In altro contesto, la sez. I Catanzaro del T.A.R. Calabria, con la sentenza n. 302 del 18 febbraio 2019, interviene per delineare il potere di rappresentanza dei cit. follower in relazione alla loro legittimazione processuale per formulare una istanza di verifica amministrativa.
Un’associazione, costituita da un certo numero di follower, impugnava un provvedimento di aggiornamento A.I.A. (Autorizzazione Integrata Ambientale) di una Regione, relativo ad un impianto di trattamento rifiuti.
Rilevata l’assenza di un adeguato livello di rappresentanza della Comunità locale (pochi iscritti), annota il Giudice amministrativo senza indugio che è irrilevante «il dato dell’essere seguita l’associazione sul socianetwork facebook, essendo i followers meri osservatori che con ciò solo non mostrano aderenza alla associazione», confermando che la presenza in rete – l’avere digitalmente un seguito – non risulta sufficiente per legittimare un’azione giuridica a tutela degli interessi degli associati non potendo dimostrare da una parte, un’adesione dei follower all’associazione e ai suoi scopi, dall’altra, un like o essere un “seguace” non può rappresentare una manifestazione compiuta di volontà o di appartenenza.
L’attività on line del follower costituisce una forma di socializzazione e/o di adesione digitale a determinati soggetti presenti nel mondo virtuale ma non ancora in grado di formulare giuridicamente una propria soggettività e legittimazione giuridica, così come l’amicizia sul social network Facebook, non risulta immanentemente rilevante; tale cioè da dare prova concreta/reale di condivisione di vita e/o condotta e/o commensalità abituale, in assenza di ulteriori e solide prove.

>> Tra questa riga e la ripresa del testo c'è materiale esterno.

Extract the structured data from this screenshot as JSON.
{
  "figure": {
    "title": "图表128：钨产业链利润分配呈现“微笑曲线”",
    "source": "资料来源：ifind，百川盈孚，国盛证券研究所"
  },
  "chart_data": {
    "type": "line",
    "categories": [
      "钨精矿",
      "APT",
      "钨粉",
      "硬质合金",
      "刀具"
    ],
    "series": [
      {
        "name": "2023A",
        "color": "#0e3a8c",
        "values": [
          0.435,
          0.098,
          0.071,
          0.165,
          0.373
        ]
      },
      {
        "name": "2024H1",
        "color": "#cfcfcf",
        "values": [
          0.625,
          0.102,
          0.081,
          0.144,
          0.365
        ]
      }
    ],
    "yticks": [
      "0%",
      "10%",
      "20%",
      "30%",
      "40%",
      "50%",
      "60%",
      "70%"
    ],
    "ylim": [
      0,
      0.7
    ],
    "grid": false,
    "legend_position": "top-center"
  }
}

Le considerazioni che precedono affrontano le diverse ormai acquisite forme di comunicazione “social” che premano ad entrare nel mondo del diritto, aprendo una strada nel dibattito giurisprudenziale, dove già presente il processo amministrativo telematico e l’informatizzazione delle procedure di gara, con piattaforme on line, può giungere e giunge all’individuazione del contraente con la P.A., ma resta ancora poco da attendere per far sì che tali comunicazioni digitali (ancora “deboli”) acquistino valore giuridico.
I traffici economici, le movimentazioni di merci e di persone, le operazioni finanziarie e del denaro sono sempre più invasive, l’esigenza di assicurare l’identità digitale con un semplice flag o clik si impone nei processi di totale globalizzazione delle operazioni digitali: si tratta – a ben vedere – di garantire da una parte, la sicurezza delle informazioni (tutela dei dati personali e identità digitale generalizzata), dall’altra, una corretta codificazione informatica delle procedure amministrative (la digitalizzazione con il Piano Triennale dell’informatica della P.A., questo vorrebbe).
In presenza di una digitalizzazione spinta, e della sua effettiva realizzazione in tutta sicurezza, anche queste forme di comunicazione virtuale acquisteranno cittadinanza nell’ordinamento giuridico (e in un non troppo lontano futuro), soprattutto ove si consideri che le maggiori corporate che governano il mercato mondiale – in termini di fatturato e investimenti – sono nell’ITC (Information Communication Technology).
(Estratto, Il valore giuridico delle comunicazioni digitali in rete, ictsecuritymagazine.com, 23 aprile 2019)
[1] T.A.R. Liguria, sez. I, sentenza n. 787/2014.
[2] Cons. Stato, sez. VI, 12 febbraio 2015, n. 769.